January 31, 2021
Measures of Central Tendency
In probability theory, there are several ways to analyse a random variable. Recall that the branch of probability is concerned with random phenomena, which can be thought of random variables whose outcomes are unknown.
There are several ways you can analyse a random variable. However, we can split these measures into two general categories: measures of central tendency and spread.
As you can see in the image above, measures of central tendency include the mean, median and mode. As the same suggests, these measures try to capture the centre of the data. The median is especially great to use when the data is skewed, whereas the mode should be used when you’re interested in frequencies.
Measures of Spread
Measures of spread are the second class of measures in probability theory. Their name also gives us a hint as to what they’re used for: measuring the dispersion of the data set. The most common measures include: standard deviation, variance, range, interquartile range/percentiles.
To understand this concept, let’s take a look at two sets of data with the same mean but different standard deviations.
As you can see, while the centre of the data is the same for both sets of data, the spread or location around the centre looks different for both. This is why measures of central tendency and spread are usually reported together, because they put the data into context.
Percentiles are a powerful measure of spread. You will sometimes see percentiles called a measure of location as well. Regardless of which term you decide to use, they can be very helpful in understanding the distribution of your data, especially when you have very large data sets.
As you can see in the image above, percentiles split up the data into different intervals. You can split the data in any interval length, however there are some common percentiles you should know about.
|Deciles||Each interval contains 10% of the data||Want to have detailed understanding of distribution|
|Quartiles||Intervals contain 25% of the data||Want quartile characteristics, such as the median|
|20th, 40th, 60th, 80th Percentiles||Intervals contain 20% of the data||Want a broad overview, can compare top 20% to the bottom 20%|
How to Find Percentiles
Finding percentiles is usually very dependent on the software you’re choosing to find it with, as most programs have different formulas or locations in the menu for it. However, if you’re dealing with a simple data set, finding the percentiles by hand can be pretty easy.

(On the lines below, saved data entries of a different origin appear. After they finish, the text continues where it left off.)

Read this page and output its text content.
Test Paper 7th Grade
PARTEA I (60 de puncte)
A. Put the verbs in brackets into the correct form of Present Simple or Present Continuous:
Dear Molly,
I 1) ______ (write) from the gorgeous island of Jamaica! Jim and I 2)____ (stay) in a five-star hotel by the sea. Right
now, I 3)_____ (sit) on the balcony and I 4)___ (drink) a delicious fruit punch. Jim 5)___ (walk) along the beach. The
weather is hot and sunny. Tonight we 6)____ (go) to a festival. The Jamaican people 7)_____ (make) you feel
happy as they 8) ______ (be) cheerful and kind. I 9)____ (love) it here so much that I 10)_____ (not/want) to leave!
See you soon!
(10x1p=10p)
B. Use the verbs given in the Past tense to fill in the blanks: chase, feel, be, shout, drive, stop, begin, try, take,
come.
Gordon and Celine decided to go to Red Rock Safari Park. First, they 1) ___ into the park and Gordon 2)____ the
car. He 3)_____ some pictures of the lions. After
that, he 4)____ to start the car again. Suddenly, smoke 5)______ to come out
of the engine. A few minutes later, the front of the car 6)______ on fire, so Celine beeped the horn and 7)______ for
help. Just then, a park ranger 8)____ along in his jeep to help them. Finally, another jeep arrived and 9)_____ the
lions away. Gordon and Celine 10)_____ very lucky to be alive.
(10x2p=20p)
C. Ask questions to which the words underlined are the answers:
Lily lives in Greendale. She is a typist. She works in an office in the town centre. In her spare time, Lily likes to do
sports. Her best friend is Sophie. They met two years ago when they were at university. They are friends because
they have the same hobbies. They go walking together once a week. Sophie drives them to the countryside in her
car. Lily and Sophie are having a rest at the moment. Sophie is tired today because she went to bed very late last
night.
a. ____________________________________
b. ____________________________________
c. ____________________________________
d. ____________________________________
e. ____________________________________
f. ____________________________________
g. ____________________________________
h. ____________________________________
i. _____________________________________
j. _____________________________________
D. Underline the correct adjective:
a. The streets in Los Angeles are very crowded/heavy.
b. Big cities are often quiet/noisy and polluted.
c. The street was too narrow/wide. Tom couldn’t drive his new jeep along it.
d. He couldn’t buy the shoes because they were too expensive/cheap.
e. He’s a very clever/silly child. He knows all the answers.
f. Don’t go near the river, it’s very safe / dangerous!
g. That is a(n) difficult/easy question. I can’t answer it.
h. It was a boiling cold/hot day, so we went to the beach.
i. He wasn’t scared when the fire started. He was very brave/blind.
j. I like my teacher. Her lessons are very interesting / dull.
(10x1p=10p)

Say you’re interested in knowing the deciles for this data. There are three main methods you can use to calculate percentiles:
|Greater than||k > percentiles||Find the lowest value greater than k||Excluding|
|Equal or greater than||k >= percentile||Find the value = k or lowest value greater than k||Including|
|Weighted average||N/a||Find the two above and calculate the weighted average||Interpolation|
Here, we use the second method, which is sometimes known as “including,” as it includes the value at k. Keep in mind that k is equal to the percentiles we want to take. Because we want to take deciles, k would be equal to every 10 values (k=10, k=20, k=30…). Because we have 11 values, it is quite easy: every other value will contain 10 percent of the data.
This was easy, because we had an odd number of values. Take a look at the image below to clarify the percentiles we found.
In order to interpret any percentile, let’s take a look at an example.
As you can see in the example, we are using 20th percentiles. This means that each interval, or “bucket,” contains 20% of the data. The cumulative amount that they contain can be seen at each next interval. For example, the 20th percentile contains 20% of the data.
The interval between the 20th and 40th percentile contains 4 data points, which is another 20% of the data. The interval between 0 and 40 contains 40% of the data, or 8 points. At the 80th percentile, this means that the points above it are higher than 80% of the data.
When to Use Percentiles
You should use percentiles when you’re interested in:
- Knowing the distribution of your data
- Comparing different groups of values within your data
Take a look at the two images below.
While the range is the same for both sets of data, with each going from 10 to 90, the distribution of the values is very different. In the first image, the bottom 20% of the data is contained between 10 and 33 while the top 20% is contained between 79 and 90. On the other hand, the second image has the bottom 20% between 10 and 44 while the top 20% are between 86 and 90.
Here, we compared the distributions between two data sets and also compared the values between different percentiles.
The most common percentiles are often used because they tell us important information about the data. The most common ones are listed below.
|10th||Deciles||Gives a detailed view of the data||Can group each 10th to compare top 10, bottom 30, etc.|
|20th||-||Useful for broad overviews of the data||Can compare top 20% and bottom 20%|
|25th||Quartiles||Gives us information about each quarter||Gives the bottom 25%, the median, and top 25%|
|30th||-||Gives information about each third||Gives a third of the data|
Boxplots are common in descriptive analysis: they give us information about the quartiles. The image below shows an example.
The following points on the data correspond to the following quartiles.
In order to interpret the boxplot, you should use an example.
This boxplot can be interpreted as the following.
|15||25th||Points above are greater than 25% of the data|
|62||75th||Points above are greater than 75% of the data|